A cor de fundo verde da epiderme dos frutos foi significativamente degradada
durante as 4 primeiras semanas de armazenamento em relação à cor de fundo na
colheita, sofrendo pequena alteração a partir deste período até o final do
armazenamento (Tabelas_3 e 4). Contudo, a cor de fundo da epiderme manteve-se
mais verde em todos os tratamentos com controle de atmosfera após 4 semanas de
armazenamento (Tabela_3).

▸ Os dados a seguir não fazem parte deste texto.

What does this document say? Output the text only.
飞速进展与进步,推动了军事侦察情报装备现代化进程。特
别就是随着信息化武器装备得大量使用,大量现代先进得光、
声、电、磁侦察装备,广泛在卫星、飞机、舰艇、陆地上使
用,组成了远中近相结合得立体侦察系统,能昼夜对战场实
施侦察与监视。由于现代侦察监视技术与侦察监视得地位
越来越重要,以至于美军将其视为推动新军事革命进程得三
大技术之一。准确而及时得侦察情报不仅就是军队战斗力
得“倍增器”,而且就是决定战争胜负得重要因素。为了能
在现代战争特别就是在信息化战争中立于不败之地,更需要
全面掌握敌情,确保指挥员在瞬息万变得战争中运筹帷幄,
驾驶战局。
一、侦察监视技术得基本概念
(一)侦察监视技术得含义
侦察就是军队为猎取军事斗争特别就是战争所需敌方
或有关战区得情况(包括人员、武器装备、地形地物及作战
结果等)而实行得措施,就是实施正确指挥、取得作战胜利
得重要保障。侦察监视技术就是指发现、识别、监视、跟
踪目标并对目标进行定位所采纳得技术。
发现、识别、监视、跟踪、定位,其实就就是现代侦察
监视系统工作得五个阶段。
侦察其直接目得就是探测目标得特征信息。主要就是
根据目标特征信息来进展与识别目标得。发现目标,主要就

Isto, possivelmente, ocorreu pela redução da
atividade enzimática, principalmente das clorofilases sob o processo de
degradação da clorofila e pela menor síntese de outros pigmentos. Estes
resultados concordam com os deWankier et al. (1970). Após 8 semanas de
armazenamento, a cor de fundo da epiderme manteve-se mais verde nos tratamentos
com pressões parciais de 0,8kPa de O2, associada a 3kPa de CO2 e 1kPa de O2,
associada a 4 e 5kPa de CO2 (Tabela_4), mostrando a eficiência do baixo nível
de O2 e alto nível de CO2 na inibição da degradação das clorofilas (Brackmann,
1984; Chitarra & Chitarra, 1990; Awad, 1993).
CONCLUSÕES
1. O controle de atmosfera reduz a degradação de clorofila da epiderme, bem
como a perda de peso, porém tem pouco efeito sobre a firmeza, teor de SST e
acidez titulável dos frutos.
2. A pressão parcial de 1kPa de O2, associada a 3kPa de CO2, previne a
manifestação dos sintomas de lanosidade, quando o período de armazenamento é
superior a 4 semanas.
A pressão parcial de 2kPa de O2 e 8kPa de CO2reduz a incidência de podridões
até 8 semanas de armazenamento.
3. Tanto o armazenamento refrigerado quanto o armazenamento sob atmosfera
controlada mantêm uma boa qualidade dos frutos por 4 semanas a -0,5ºC, mais 2
dias a 20ºC. O armazenamento por 8 semanas em AC é um período muito prolongado
para uma satisfatória manutenção da qualidade de pêssegos da cultivar Chiripá.
4. A elevada incidência de podridões e de lanosidade é o fator que mais
contribui para a redução da qualidade de pêssegos, cv. Chiripá, durante 4
semanas de armazenamento. Após 8 semanas de armazenamento, estes problemas
agravaram-se, deixando os frutos sem condições de comercialização.